The amount of chalcedony present was wrong, too, if it were used to help with digestion. Scientific literature suggests that the rocks that birds consume as rangle account for about 3% of their body mass; since Bohaiornis was likely about 300 grams, the team would be looking for up to 9 grams worth of rangle. O’Connor says, “We weren’t able to extract the entire sample and figure out how much it weighed, but Shumin was really clever, and she took a piece of chalcedony that weighed 3 grams, and it was huge” —way bigger than the combined size of the bits of chalcedony in Bohaiornis’s stomach.
The combined evidence suggests that Bohaiornis didn’t have gastroliths for helping crush food or rangle to help clean out its stomach after all. Or, at least, this specimen of Bohaiornis doesn’t contain those gastroliths.
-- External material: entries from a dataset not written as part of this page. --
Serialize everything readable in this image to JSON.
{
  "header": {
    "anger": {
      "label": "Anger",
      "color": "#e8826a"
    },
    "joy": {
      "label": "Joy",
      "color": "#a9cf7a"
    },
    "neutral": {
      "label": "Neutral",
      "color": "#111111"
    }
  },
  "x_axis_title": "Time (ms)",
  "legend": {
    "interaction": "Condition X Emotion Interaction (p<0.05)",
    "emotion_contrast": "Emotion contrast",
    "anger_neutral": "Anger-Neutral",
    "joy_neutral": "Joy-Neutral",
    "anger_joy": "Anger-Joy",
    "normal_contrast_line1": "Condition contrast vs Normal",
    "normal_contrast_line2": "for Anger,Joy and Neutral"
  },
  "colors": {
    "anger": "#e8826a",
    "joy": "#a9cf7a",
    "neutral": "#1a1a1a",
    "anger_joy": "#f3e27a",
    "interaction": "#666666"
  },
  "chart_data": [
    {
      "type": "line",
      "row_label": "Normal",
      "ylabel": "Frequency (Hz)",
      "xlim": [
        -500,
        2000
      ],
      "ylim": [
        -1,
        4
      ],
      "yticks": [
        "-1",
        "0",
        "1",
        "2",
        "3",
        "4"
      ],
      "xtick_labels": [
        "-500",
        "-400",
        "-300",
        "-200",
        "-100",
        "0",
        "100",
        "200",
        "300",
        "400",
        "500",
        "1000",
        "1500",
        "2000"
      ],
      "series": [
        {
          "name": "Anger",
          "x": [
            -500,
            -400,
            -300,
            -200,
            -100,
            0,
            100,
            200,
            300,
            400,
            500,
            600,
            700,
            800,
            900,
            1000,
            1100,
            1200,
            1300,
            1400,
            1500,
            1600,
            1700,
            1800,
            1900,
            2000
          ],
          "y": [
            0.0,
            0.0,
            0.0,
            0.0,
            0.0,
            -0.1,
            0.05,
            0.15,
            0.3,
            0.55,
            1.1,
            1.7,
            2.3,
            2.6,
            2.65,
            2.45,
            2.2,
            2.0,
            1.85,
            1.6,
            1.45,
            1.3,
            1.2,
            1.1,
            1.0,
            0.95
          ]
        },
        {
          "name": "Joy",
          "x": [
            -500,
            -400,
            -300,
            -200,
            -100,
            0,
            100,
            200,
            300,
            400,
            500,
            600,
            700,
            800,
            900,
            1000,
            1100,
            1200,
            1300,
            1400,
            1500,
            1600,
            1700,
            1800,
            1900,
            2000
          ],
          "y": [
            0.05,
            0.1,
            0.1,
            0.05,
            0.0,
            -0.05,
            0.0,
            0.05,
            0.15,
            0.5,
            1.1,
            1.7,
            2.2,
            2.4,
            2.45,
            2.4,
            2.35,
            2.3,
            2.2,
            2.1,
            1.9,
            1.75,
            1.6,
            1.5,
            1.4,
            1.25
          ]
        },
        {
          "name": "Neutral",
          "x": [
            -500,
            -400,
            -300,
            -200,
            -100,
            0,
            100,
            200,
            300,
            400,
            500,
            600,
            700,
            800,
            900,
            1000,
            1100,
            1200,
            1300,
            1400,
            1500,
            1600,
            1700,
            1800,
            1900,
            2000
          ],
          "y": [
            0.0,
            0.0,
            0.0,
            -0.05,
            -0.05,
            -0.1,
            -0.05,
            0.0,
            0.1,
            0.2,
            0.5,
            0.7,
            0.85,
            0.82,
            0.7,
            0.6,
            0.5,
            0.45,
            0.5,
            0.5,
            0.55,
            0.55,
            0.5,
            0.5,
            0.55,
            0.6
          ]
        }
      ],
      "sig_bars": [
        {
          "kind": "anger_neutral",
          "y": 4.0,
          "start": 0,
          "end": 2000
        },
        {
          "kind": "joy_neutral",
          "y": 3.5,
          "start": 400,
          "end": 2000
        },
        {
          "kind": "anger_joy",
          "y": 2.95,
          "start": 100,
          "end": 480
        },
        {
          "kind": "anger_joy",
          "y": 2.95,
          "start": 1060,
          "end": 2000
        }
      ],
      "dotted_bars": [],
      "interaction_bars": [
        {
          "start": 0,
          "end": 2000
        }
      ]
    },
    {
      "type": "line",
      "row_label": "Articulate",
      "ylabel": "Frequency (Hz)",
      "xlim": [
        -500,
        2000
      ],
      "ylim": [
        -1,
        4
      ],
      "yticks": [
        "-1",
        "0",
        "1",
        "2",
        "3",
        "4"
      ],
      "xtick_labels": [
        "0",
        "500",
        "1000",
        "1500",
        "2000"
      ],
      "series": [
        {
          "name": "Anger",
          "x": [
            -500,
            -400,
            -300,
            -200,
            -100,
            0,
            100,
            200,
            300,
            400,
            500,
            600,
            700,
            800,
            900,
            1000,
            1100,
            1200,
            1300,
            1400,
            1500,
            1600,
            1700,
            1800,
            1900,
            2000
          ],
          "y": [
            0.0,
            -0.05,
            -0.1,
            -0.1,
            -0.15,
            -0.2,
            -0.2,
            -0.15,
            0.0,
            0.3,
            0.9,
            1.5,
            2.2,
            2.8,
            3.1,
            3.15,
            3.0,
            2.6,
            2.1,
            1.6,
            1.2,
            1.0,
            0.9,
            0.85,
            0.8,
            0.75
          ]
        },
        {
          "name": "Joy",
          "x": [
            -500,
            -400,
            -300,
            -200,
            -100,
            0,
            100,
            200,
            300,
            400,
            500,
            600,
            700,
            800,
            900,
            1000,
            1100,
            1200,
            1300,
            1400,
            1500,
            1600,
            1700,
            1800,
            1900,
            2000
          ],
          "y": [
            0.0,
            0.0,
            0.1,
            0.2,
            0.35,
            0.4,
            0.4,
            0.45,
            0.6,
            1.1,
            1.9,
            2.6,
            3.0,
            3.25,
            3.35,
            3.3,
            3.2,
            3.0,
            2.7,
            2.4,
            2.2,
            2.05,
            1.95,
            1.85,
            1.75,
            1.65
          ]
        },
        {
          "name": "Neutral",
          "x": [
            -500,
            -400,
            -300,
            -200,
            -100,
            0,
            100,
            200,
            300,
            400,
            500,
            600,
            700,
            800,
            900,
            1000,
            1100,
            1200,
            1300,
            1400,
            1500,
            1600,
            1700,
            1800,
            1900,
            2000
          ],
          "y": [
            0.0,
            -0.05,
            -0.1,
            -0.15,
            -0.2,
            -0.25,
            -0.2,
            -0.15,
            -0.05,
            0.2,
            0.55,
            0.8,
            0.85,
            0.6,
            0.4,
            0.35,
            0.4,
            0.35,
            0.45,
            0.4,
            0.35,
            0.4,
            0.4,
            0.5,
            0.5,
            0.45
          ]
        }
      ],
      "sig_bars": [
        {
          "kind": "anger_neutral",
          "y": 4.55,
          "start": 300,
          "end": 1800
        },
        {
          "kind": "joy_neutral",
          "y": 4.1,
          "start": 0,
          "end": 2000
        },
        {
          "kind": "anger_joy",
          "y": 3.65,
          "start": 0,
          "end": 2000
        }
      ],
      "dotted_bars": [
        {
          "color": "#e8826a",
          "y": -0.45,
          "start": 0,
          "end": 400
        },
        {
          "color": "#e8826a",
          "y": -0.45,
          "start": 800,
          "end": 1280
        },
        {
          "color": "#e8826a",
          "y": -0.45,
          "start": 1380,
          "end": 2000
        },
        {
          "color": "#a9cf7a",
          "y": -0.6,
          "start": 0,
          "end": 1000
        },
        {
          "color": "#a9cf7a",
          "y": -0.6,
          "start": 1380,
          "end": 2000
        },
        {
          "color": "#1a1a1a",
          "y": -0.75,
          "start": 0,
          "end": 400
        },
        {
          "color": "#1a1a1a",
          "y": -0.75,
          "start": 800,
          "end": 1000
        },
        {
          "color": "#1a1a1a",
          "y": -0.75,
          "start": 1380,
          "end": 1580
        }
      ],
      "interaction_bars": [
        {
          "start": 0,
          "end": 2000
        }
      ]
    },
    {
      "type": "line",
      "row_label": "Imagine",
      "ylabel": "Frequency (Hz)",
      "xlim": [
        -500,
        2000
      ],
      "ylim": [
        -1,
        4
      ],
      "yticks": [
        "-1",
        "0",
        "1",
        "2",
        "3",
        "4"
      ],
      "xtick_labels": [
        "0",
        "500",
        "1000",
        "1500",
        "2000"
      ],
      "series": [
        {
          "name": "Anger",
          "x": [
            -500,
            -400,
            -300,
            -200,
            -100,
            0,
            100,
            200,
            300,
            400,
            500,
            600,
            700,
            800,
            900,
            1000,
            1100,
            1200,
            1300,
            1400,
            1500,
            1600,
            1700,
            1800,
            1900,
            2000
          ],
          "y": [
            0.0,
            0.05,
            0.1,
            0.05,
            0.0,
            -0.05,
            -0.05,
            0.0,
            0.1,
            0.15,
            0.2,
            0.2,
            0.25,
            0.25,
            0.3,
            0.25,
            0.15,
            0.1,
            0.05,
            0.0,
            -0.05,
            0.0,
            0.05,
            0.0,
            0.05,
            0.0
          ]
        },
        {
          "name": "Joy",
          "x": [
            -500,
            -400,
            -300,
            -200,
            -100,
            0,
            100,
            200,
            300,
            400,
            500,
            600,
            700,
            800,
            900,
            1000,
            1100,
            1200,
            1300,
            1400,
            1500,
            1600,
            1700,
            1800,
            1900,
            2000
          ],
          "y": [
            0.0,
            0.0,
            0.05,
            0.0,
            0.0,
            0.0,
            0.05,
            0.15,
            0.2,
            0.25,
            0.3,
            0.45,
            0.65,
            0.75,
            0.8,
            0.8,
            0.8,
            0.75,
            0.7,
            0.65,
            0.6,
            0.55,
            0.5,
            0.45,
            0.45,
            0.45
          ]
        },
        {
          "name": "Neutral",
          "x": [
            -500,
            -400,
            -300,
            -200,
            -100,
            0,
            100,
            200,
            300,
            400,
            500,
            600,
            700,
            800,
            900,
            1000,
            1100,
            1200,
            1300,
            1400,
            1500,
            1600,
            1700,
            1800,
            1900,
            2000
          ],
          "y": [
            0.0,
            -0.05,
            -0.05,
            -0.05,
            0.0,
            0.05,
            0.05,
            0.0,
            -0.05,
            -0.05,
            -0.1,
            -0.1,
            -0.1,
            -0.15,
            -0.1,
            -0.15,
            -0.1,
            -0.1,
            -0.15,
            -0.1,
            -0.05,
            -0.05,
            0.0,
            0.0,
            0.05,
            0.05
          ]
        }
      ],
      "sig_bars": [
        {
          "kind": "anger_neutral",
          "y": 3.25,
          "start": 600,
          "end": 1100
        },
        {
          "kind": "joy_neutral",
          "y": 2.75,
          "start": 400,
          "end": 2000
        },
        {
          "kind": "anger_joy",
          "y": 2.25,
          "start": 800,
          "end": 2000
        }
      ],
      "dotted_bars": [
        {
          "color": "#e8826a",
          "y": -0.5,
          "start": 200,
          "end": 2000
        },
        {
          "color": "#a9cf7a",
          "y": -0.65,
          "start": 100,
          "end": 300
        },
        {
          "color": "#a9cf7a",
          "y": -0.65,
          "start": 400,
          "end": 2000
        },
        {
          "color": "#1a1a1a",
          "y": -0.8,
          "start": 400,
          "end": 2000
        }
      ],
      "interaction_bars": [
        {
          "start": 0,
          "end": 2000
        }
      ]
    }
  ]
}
“We just have this absence of evidence, and paleontologists always say absence of evidence is not evidence of absence. But I always counter with, whoever came up with that adage never imagined having thousands of specimens that are complete and articulated, some preserving soft tissue,” says O’Connor. If Early Cretaceous enantiornithines did employ gastroliths, it’s awfully strange that none of the thousands of fossils show them.
O’Connor notes that while none of the enantiornithine birds from the Jehol Formation show evidence of stomach contents, there’s one from Spain with bits of freshwater shellfish in its stomach. But the mystery of what Bohaiornis ate, and why none of the Jehol enantiornithines have anything in their stomachs, remains.
“This study is important because this fossil is the one and only fossil record of Enantiornithes containing possible gastroliths, even possible real stomach traces in the Jehol. What’s more, only this clade of fossil birds don’t have stomach traces so far, whereas most other clades have these traces,” says Liu.
“We’re always trying to find some evidence, and the specimens that have been suggested to fill this gap just unfortunately don’t do it,” says O’Connor. “It’s just part of the paleo game, part of science—constantly correcting. I’m happy when we don’t understand things, because it means there’s research to do, it’s exciting.”
Reference: “Investigating Possible Gastroliths in a Referred Specimen of Bohaiornis guoi (Aves: Enantiornithes)” by Shumin Liu, Zhiheng Li, Alida M. Bailleul, Min Wang and Jingmai O’Connor, 19 February 2021, Frontiers in Earth Science.